Protein-polymer bioconjugates are a class of hybrid biological molecules that strategically utilize the natural specificity of proteins and the synthetic modularity of polymers. Recently, the design and assembly of protein-polymer bioconjugates have gained much attention due to the potential applications of these bioconjugates in drug therapeutics, biomineralization, and biosensing. The conjugation of polymers to protein surfaces can enhance key properties of the biomolecule such as its structural stability and affinity for specific targets, while maintaining its natural biological functions. To optimally design and synthesize these hybrid molecules, the underlying mechanisms that influence their enhanced thermodynamic and kinetic properties must be understood at the molecular level. Computational approaches such as molecular dynamics (MD) simulations provide an excellent entry point for such studies, via the development of accurate and compatible molecular models for studying broad variations of the protein-polymer bioconjugate system.
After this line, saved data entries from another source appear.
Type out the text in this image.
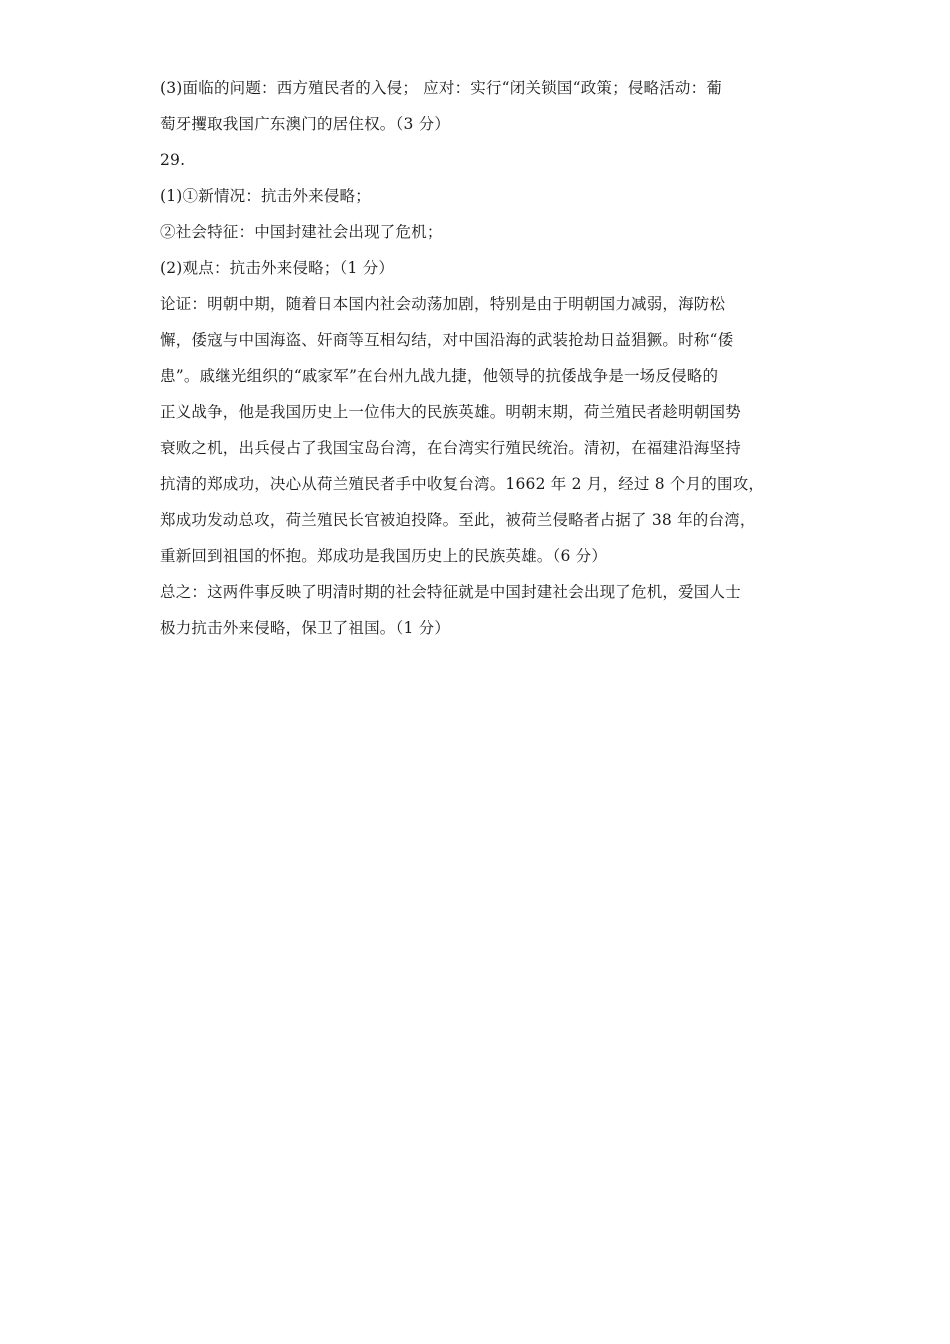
(3)面临的问题：西方殖民者的入侵； 应对：实行“闭关锁国“政策；侵略活动：葡
萄牙攫取我国广东澳门的居住权。（3 分）
29.
(1)①新情况：抗击外来侵略；
②社会特征：中国封建社会出现了危机；
(2)观点：抗击外来侵略；（1 分）
论证：明朝中期，随着日本国内社会动荡加剧，特别是由于明朝国力减弱，海防松
懈，倭寇与中国海盗、奸商等互相勾结，对中国沿海的武装抢劫日益猖獗。时称“倭
患”。戚继光组织的“戚家军”在台州九战九捷，他领导的抗倭战争是一场反侵略的
正义战争，他是我国历史上一位伟大的民族英雄。明朝末期，荷兰殖民者趁明朝国势
衰败之机，出兵侵占了我国宝岛台湾，在台湾实行殖民统治。清初，在福建沿海坚持
抗清的郑成功，决心从荷兰殖民者手中收复台湾。1662 年 2 月，经过 8 个月的围攻，
郑成功发动总攻，荷兰殖民长官被迫投降。至此，被荷兰侵略者占据了 38 年的台湾，
重新回到祖国的怀抱。郑成功是我国历史上的民族英雄。（6 分）
总之：这两件事反映了明清时期的社会特征就是中国封建社会出现了危机，爱国人士
极力抗击外来侵略，保卫了祖国。（1 分）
Herein, we showcase the development of a computational framework for systematically building and testing models of protein-polymer bioconjugates that can be readily scaled for high-throughput processing. This methodological workflow encompasses various in silico tools such as Python, C++, CGENFF, Gaussian, Avogadro, ChemDraw, VMD, and GROMACS. Specifically, we built and tested this framework on bovine alpha-chymotrypsin and hen egg-white lysozyme conjugated with sulfobetaine methacrylamide through atom transfer radical polymerization (ATRP) initiators, as well as on human interleukin 12 (IL-12) conjugated with activated polyethylene glycol (PEG). The framework itself, when combined with fundamental analysis methods such as MD, will support the rational design of novel bioconjugates with improved efficacy in terms of function and stability. To this end, we conducted MD simulations of the above bioconjugates in different chemical and biological environments, namely: (1) ATRP-initiated bioconjugates interacting with silica at various temperatures, and (2) PEG-ylated bioconjugates interacting with phospholipid membranes. In the former case, we sought to elucidate structural changes in the bioconjugates that could affect their adsorption to nanoparticle surfaces in drug delivery schemes. In the latter case, we sought to identify adsorption free energy differences between the bioconjugates and their non-conjugated counterparts to inform the use of these bioconjugates in protein therapeutics applications. Finally, through the development of this computational framework, we gained new atomistic insights into advanced protein functions and an improved understanding of the molecular driving forces governing bioconjugate stability.